The transmitter was deployed at a depth of approximately 26.5 m. The transmit output power was controlled to maintain a signal-to-noise ratio approximately equal to 5.5 dB at the receiver. Pre-recorded sound files were sent using a 16-bit data acquisition card. Waveforms were defined to allow channel characterization and the assessment of a physical layer relying on OFDM.
At the receiver, the hydrophone projector was lowered to approximately 1.5 m from the sea surface. The receiver was attached to a boat, which was drifting at the surface with an average speed of approximately 0.3 m / s , as shown in Table 1. The received signal was saved to memory for post-processing.

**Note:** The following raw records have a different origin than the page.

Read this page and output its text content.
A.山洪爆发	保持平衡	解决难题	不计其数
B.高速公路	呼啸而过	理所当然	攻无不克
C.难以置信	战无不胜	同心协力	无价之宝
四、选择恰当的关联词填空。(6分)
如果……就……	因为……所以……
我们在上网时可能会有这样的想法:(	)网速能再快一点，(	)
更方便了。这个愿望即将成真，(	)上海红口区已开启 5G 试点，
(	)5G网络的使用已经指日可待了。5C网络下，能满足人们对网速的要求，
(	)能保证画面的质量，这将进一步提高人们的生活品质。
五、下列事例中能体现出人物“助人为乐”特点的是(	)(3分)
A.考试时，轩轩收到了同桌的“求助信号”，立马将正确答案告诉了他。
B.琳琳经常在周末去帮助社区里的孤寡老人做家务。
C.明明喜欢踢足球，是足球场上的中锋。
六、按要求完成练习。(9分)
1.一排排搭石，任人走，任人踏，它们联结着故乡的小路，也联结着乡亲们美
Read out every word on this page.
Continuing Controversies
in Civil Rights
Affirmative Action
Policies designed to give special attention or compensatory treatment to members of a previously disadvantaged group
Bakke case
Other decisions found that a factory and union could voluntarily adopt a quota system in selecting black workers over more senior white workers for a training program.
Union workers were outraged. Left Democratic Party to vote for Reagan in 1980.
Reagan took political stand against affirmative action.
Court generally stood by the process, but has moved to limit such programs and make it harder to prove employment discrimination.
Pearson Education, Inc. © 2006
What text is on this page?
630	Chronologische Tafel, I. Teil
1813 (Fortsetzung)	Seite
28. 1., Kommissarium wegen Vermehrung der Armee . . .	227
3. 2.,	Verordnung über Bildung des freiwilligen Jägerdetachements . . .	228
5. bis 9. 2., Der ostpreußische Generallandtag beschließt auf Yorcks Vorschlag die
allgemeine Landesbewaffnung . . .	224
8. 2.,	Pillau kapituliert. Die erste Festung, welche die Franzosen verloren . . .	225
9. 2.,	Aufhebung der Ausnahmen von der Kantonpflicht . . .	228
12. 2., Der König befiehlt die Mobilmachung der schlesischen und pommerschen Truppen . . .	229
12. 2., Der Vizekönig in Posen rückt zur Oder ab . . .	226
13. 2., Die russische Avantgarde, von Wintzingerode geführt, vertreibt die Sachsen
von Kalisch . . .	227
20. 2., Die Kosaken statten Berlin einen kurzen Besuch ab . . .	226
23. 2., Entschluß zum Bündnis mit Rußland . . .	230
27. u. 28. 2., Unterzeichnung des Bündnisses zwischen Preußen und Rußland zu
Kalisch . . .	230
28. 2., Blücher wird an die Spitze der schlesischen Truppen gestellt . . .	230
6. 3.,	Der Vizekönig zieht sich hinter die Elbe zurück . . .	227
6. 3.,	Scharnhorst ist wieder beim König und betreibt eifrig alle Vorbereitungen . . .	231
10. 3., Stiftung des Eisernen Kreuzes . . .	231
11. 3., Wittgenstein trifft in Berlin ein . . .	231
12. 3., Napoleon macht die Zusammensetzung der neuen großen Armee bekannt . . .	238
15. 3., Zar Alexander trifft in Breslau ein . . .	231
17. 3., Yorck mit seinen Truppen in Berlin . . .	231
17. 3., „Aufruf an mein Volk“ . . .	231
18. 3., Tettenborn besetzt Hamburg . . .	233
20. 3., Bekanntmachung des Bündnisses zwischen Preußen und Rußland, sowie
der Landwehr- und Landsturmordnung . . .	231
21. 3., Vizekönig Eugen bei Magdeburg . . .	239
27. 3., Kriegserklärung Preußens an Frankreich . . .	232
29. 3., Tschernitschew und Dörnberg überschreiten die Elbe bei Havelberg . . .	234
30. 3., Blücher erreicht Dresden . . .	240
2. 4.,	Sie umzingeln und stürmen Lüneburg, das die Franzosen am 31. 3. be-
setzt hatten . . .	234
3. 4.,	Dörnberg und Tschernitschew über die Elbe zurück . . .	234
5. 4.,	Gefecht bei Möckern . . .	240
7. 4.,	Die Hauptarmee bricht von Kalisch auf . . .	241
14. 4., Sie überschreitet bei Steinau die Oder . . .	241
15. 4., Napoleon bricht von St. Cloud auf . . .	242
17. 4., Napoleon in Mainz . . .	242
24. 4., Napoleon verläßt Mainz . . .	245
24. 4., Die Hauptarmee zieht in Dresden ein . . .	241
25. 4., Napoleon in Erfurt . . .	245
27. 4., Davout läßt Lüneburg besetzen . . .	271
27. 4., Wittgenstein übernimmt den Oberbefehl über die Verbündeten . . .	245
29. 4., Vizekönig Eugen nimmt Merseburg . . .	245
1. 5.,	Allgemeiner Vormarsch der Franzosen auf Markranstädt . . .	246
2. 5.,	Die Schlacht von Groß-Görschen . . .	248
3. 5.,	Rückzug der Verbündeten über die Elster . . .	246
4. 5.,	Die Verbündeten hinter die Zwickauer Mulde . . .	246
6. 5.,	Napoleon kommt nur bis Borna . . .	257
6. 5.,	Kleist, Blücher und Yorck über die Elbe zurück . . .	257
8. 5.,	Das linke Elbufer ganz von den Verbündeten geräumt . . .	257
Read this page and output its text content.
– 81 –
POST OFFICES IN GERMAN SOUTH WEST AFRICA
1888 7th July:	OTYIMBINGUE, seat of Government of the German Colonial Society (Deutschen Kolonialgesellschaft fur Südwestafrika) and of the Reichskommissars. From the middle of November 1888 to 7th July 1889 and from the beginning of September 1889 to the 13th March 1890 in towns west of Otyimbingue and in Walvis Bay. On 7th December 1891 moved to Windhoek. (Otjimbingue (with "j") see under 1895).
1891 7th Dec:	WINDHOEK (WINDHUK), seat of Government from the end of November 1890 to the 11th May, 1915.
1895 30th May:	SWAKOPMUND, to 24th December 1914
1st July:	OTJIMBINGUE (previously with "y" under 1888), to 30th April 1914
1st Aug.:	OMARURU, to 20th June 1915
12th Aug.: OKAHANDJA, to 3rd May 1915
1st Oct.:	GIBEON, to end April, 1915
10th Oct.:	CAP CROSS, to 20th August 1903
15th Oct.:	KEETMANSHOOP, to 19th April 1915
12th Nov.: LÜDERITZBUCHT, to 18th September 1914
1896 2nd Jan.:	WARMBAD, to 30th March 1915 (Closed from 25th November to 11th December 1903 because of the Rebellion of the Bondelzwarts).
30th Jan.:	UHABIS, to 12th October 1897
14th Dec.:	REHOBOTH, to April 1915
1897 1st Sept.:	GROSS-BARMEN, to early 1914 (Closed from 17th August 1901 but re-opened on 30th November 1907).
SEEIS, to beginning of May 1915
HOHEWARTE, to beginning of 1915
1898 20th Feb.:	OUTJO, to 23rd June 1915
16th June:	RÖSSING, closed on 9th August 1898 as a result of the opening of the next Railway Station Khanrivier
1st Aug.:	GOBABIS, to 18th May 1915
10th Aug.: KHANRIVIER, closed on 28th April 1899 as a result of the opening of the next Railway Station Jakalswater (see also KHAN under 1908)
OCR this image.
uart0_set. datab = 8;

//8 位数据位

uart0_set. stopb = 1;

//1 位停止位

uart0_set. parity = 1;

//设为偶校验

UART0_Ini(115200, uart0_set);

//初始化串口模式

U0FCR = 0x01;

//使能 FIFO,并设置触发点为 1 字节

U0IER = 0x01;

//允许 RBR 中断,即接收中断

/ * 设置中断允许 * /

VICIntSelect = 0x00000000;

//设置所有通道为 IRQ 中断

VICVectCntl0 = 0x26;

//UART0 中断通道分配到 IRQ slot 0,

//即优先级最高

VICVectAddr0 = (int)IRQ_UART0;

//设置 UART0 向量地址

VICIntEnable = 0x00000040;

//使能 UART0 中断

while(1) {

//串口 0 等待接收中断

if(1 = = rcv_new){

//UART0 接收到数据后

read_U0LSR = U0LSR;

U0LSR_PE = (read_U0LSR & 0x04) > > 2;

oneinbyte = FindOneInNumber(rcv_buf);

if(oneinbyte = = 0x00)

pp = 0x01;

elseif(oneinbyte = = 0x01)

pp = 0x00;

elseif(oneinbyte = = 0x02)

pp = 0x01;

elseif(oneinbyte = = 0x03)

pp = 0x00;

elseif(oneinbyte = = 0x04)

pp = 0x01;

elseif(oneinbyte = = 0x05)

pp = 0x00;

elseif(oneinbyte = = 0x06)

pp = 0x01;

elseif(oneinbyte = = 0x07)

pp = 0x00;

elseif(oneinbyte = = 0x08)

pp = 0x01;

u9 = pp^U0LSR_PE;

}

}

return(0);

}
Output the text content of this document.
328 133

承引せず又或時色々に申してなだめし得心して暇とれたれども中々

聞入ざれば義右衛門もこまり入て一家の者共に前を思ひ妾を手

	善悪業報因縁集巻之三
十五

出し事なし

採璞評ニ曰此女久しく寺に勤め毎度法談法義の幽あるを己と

A standard cross-correlation channel sounder was implemented to extrapolate the channel impulse response as a function of time. Figure 8a shows the channel impulse response of the measured channel, while Figure 8b is the output of a shallow water channel simulator that was run for the defined deployment geometries. As can be observed, there is a strong first path arrival, and a second path can be faintly recognized at an additional delay of 5 ms. Since this deployment is in the ultra-sonic regime, it is expected that path delays that propagate over additional distance will suffer from much greater attenuation due to additional losses at high frequency, thus the main tap arrival is much stronger than for the later path arrivals. The channel amplitude remains relatively constant, and the main path delay increases from 26 to 30 ms within a 21 s time-span. The increasing path delay was corrected using the Doppler compensation algorithm described in Section 3. Note that, as can be seen, there is a good degree of resemblance between the measured and predicted model.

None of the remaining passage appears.